I was remembering last night how much I loved carrying Maddie when she was asleep. Carrying a sleeping child always seemed like such a parent thing to do, and I did relish that part of every evening when I’d rest her chubby cheek on my shoulder and bring her to bed. I enjoyed my alone time, too, but I loved when I would climb into our big next to her. She always rolled over into me, and we’d cuddle a bit before she tossed into her next position (she moved a LOT in her sleep). It was wonderful.
In the mornings after I became a stay at home mom, I’d wake up when Mike left for work and then I’d roll over to look at my sleeping girl. Sometimes she’d wake up after Daddy’s goodbye kiss, which was never good (she hated it when Daddy left). Other times, she’d sigh and open her eyes with a smile on her face. She’d push up to a sitting position, pounce on Rigby (who is NOT a morning dog), and then crawl over to me, look into my eyes, and brightly say “HI!” I’d whisper back, “hi baby girl, want to snuggle?” She’d then put her head in the nook of my arm, press her body into mine, and sigh again. Sometimes we could lay like that for the rest of the morning. I knew I was lucky to have a little girl who liked to snuggle.

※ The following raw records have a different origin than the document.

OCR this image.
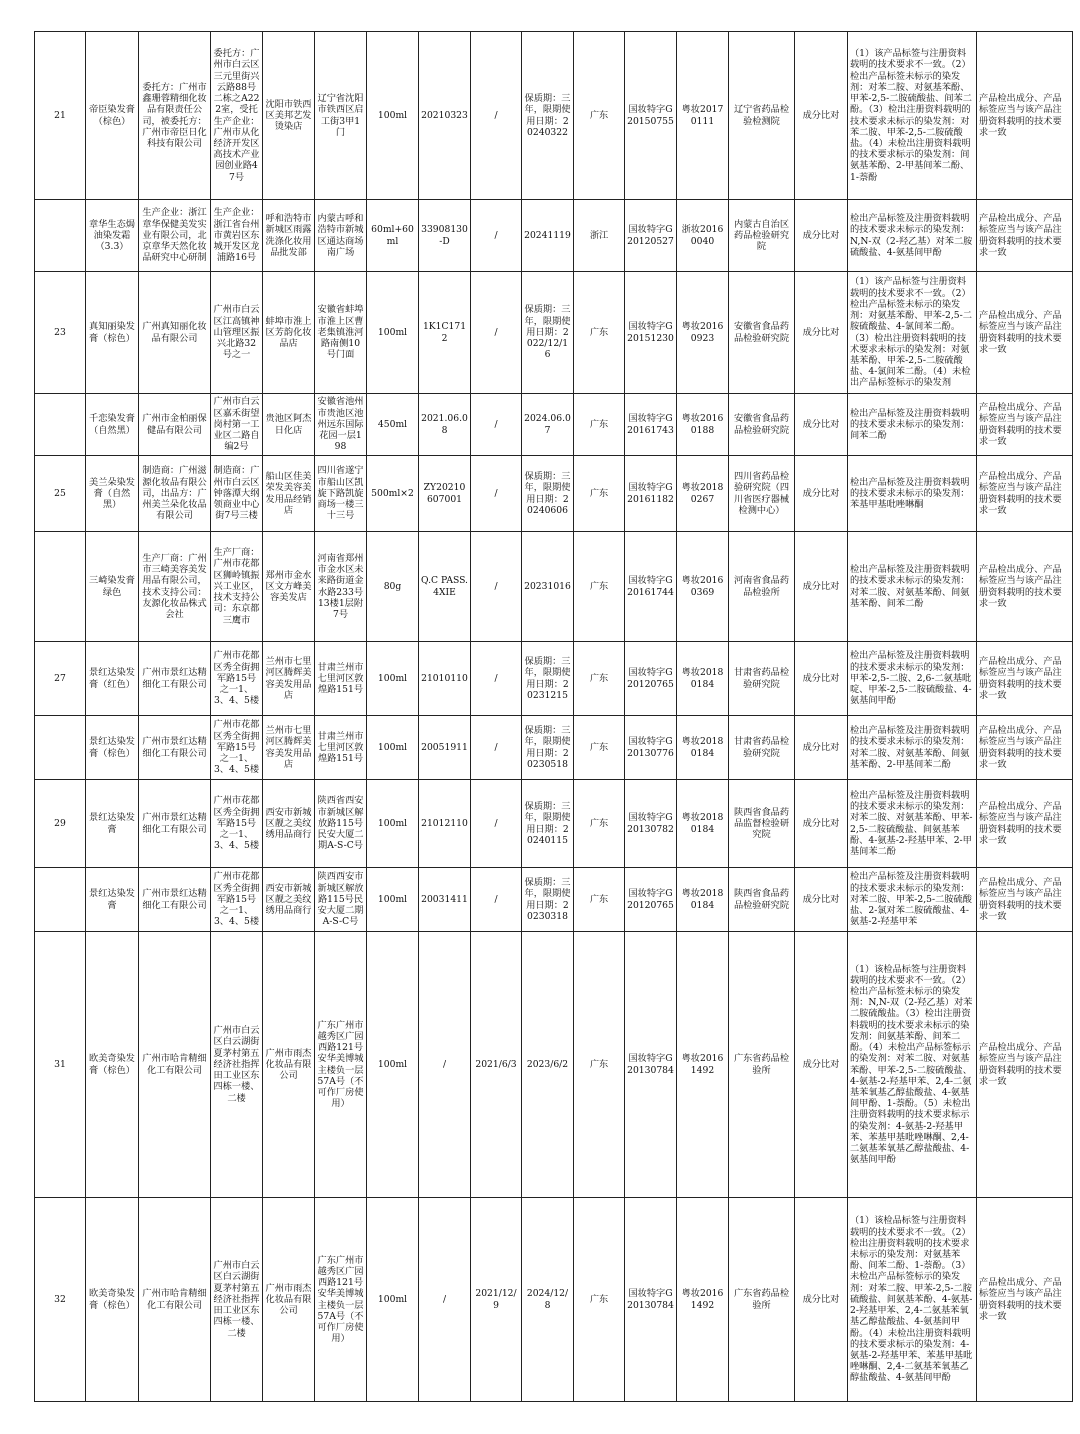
21	帝臣染发膏（棕色）	委托方：广州市鑫珊蓉精细化妆品有限责任公司，被委托方：广州市帝臣日化科技有限公司	委托方：广州市白云区三元里街兴云路88号二栋之A222室，受托生产企业：广州市从化经济开发区高技术产业园创业路47号	沈阳市铁西区美邦艺发烫染店	辽宁省沈阳市铁西区启工街3甲1门	100ml	20210323	/	保质期：三年，限期使用日期：20240322	广东	国妆特字G20150755	粤妆20170111	辽宁省药品检验检测院	成分比对	（1）该产品标签与注册资料载明的技术要求不一致。（2）检出产品标签未标示的染发剂：对苯二胺、对氨基苯酚、甲苯-2,5-二胺硫酸盐、间苯二酚。（3）检出注册资料载明的技术要求未标示的染发剂：对苯二胺、甲苯-2,5-二胺硫酸盐。（4）未检出注册资料载明的技术要求标示的染发剂：间氨基苯酚、2-甲基间苯二酚、1-萘酚	产品检出成分、产品标签应当与该产品注册资料载明的技术要求一致

	章华生态焗油染发霜（3.3）	生产企业：浙江章华保健美发实业有限公司，北京章华天然化妆品研究中心研制	生产企业：浙江省台州市黄岩区东城开发区龙浦路16号	呼和浩特市新城区雨露洗涤化妆用品批发部	内蒙古呼和浩特市新城区通达商场南广场	60ml+60ml	33908130-D	/	20241119	浙江	国妆特字G20120527	浙妆20160040	内蒙古自治区药品检验研究院	成分比对	检出产品标签及注册资料载明的技术要求未标示的染发剂：N,N-双（2-羟乙基）对苯二胺硫酸盐、4-氨基间甲酚	产品检出成分、产品标签应当与该产品注册资料载明的技术要求一致

23	真知丽染发膏（棕色）	广州真知丽化妆品有限公司	广州市白云区江高镇神山管理区振兴北路32号之一	蚌埠市淮上区芳韵化妆品店	安徽省蚌埠市淮上区曹老集镇淮河路南侧10号门面	100ml	1K1C1712	/	保质期：三年，限期使用日期：2022/12/16	广东	国妆特字G20151230	粤妆20160923	安徽省食品药品检验研究院	成分比对	（1）该产品标签与注册资料载明的技术要求不一致。（2）检出产品标签未标示的染发剂：对氨基苯酚、甲苯-2,5-二胺硫酸盐、4-氯间苯二酚。（3）检出注册资料载明的技术要求未标示的染发剂：对氨基苯酚、甲苯-2,5-二胺硫酸盐、4-氯间苯二酚。（4）未检出产品标签标示的染发剂	产品检出成分、产品标签应当与该产品注册资料载明的技术要求一致

	千恋染发膏（自然黑）	广州市金柏丽保健品有限公司	广州市白云区嘉禾街望岗村第一工业区二路自编2号	贵池区阿杰日化店	安徽省池州市贵池区池州远东国际花园一层198	450ml	2021.06.08	/	2024.06.07	广东	国妆特字G20161743	粤妆20160188	安徽省食品药品检验研究院	成分比对	检出产品标签及注册资料载明的技术要求未标示的染发剂：间苯二酚	产品检出成分、产品标签应当与该产品注册资料载明的技术要求一致

25	美兰朵染发膏（自然黑）	制造商：广州滋源化妆品有限公司，出品方：广州美兰朵化妆品有限公司	制造商：广州市白云区钟落潭大纲领商业中心街7号三楼	船山区佳美荣发美容美发用品经销店	四川省遂宁市船山区凯旋下路凯旋商场一楼三十三号	500ml×2	ZY20210607001	/	保质期：三年，限期使用日期：20240606	广东	国妆特字G20161182	粤妆20180267	四川省药品检验研究院（四川省医疗器械检测中心）	成分比对	检出产品标签及注册资料载明的技术要求未标示的染发剂：苯基甲基吡唑啉酮	产品检出成分、产品标签应当与该产品注册资料载明的技术要求一致

	三崎染发膏绿色	生产厂商：广州市三崎美容美发用品有限公司，技术支持公司：友源化妆品株式会社	生产厂商：广州市花都区狮岭镇振兴工业区，技术支持公司：东京都三鹰市	郑州市金水区文方峰美容美发店	河南省郑州市金水区未来路街道金水路233号13楼1层附7号	80g	Q.C PASS.4XIE	/	20231016	广东	国妆特字G20161744	粤妆20160369	河南省食品药品检验所	成分比对	检出产品标签及注册资料载明的技术要求未标示的染发剂：对苯二胺、对氨基苯酚、间氨基苯酚、间苯二酚	产品检出成分、产品标签应当与该产品注册资料载明的技术要求一致

27	景红达染发膏（红色）	广州市景红达精细化工有限公司	广州市花都区秀全街拥军路15号之一1、3、4、5楼	兰州市七里河区腾辉美容美发用品店	甘肃兰州市七里河区敦煌路151号	100ml	21010110	/	保质期：三年，限期使用日期：20231215	广东	国妆特字G20120765	粤妆20180184	甘肃省药品检验研究院	成分比对	检出产品标签及注册资料载明的技术要求未标示的染发剂：甲苯-2,5-二胺、2,6-二氨基吡啶、甲苯-2,5-二胺硫酸盐、4-氨基间甲酚	产品检出成分、产品标签应当与该产品注册资料载明的技术要求一致

	景红达染发膏（棕色）	广州市景红达精细化工有限公司	广州市花都区秀全街拥军路15号之一1、3、4、5楼	兰州市七里河区腾辉美容美发用品店	甘肃兰州市七里河区敦煌路151号	100ml	20051911	/	保质期：三年，限期使用日期：20230518	广东	国妆特字G20130776	粤妆20180184	甘肃省药品检验研究院	成分比对	检出产品标签及注册资料载明的技术要求未标示的染发剂：对苯二胺、对氨基苯酚、间氨基苯酚、2-甲基间苯二酚	产品检出成分、产品标签应当与该产品注册资料载明的技术要求一致

29	景红达染发膏	广州市景红达精细化工有限公司	广州市花都区秀全街拥军路15号之一1、3、4、5楼	西安市新城区靓之美纹绣用品商行	陕西省西安市新城区解放路115号民安大厦二期A-S-C号	100ml	21012110	/	保质期：三年，限期使用日期：20240115	广东	国妆特字G20130782	粤妆20180184	陕西省食品药品监督检验研究院	成分比对	检出产品标签及注册资料载明的技术要求未标示的染发剂：对苯二胺、对氨基苯酚、甲苯-2,5-二胺硫酸盐、间氨基苯酚、4-氨基-2-羟基甲苯、2-甲基间苯二酚	产品检出成分、产品标签应当与该产品注册资料载明的技术要求一致

	景红达染发膏	广州市景红达精细化工有限公司	广州市花都区秀全街拥军路15号之一1、3、4、5楼	西安市新城区靓之美纹绣用品商行	陕西西安市新城区解放路115号民安大厦二期A-S-C号	100ml	20031411	/	保质期：三年，限期使用日期：20230318	广东	国妆特字G20120765	粤妆20180184	陕西省食品药品检验研究院	成分比对	检出产品标签及注册资料载明的技术要求未标示的染发剂：对苯二胺、甲苯-2,5-二胺硫酸盐、2-氯对苯二胺硫酸盐、4-氨基-2-羟基甲苯	产品检出成分、产品标签应当与该产品注册资料载明的技术要求一致

31	欧美奇染发膏（棕色）	广州市哈肯精细化工有限公司	广州市白云区白云湖街夏茅村第五经济社指挥田工业区东四栋一楼、二楼	广州市雨杰化妆品有限公司	广东广州市越秀区广园西路121号安华美博城主楼负一层57A号（不可作厂房使用）	100ml	/	2021/6/3	2023/6/2	广东	国妆特字G20130784	粤妆20161492	广东省药品检验所	成分比对	（1）该检品标签与注册资料载明的技术要求不一致。（2）检出产品标签未标示的染发剂：N,N-双（2-羟乙基）对苯二胺硫酸盐。（3）检出注册资料载明的技术要求未标示的染发剂：间氨基苯酚、间苯二酚。（4）未检出产品标签标示的染发剂：对苯二胺、对氨基苯酚、甲苯-2,5-二胺硫酸盐、4-氨基-2-羟基甲苯、2,4-二氨基苯氧基乙醇盐酸盐、4-氨基间甲酚、1-萘酚。（5）未检出注册资料载明的技术要求标示的染发剂：4-氨基-2-羟基甲苯、苯基甲基吡唑啉酮、2,4-二氨基苯氧基乙醇盐酸盐、4-氨基间甲酚	产品检出成分、产品标签应当与该产品注册资料载明的技术要求一致

32	欧美奇染发膏（棕色）	广州市哈肯精细化工有限公司	广州市白云区白云湖街夏茅村第五经济社指挥田工业区东四栋一楼、二楼	广州市雨杰化妆品有限公司	广东广州市越秀区广园西路121号安华美博城主楼负一层57A号（不可作厂房使用）	100ml	/	2021/12/9	2024/12/8	广东	国妆特字G20130784	粤妆20161492	广东省药品检验所	成分比对	（1）该检品标签与注册资料载明的技术要求不一致。（2）检出注册资料载明的技术要求未标示的染发剂：对氨基苯酚、间苯二酚、1-萘酚。（3）未检出产品标签标示的染发剂：对苯二胺、甲苯-2,5-二胺硫酸盐、间氨基苯酚、4-氨基-2-羟基甲苯、2,4-二氨基苯氧基乙醇盐酸盐、4-氨基间甲酚。（4）未检出注册资料载明的技术要求标示的染发剂：4-氨基-2-羟基甲苯、苯基甲基吡唑啉酮、2,4-二氨基苯氧基乙醇盐酸盐、4-氨基间甲酚	产品检出成分、产品标签应当与该产品注册资料载明的技术要求一致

I miss the closeness of sleeping with my daughter pressed into me. In the spot where she used to sleep is now this:
It’s some of her favorite toys and clothes. Shirts and pants she wore that used to smell like her. Stuffed animals and baby dolls that she loved and kissed. I now pull them into me, and I remember how wonderful and warm she was, how loving she was, and how lucky I am that we had those nights and mornings together.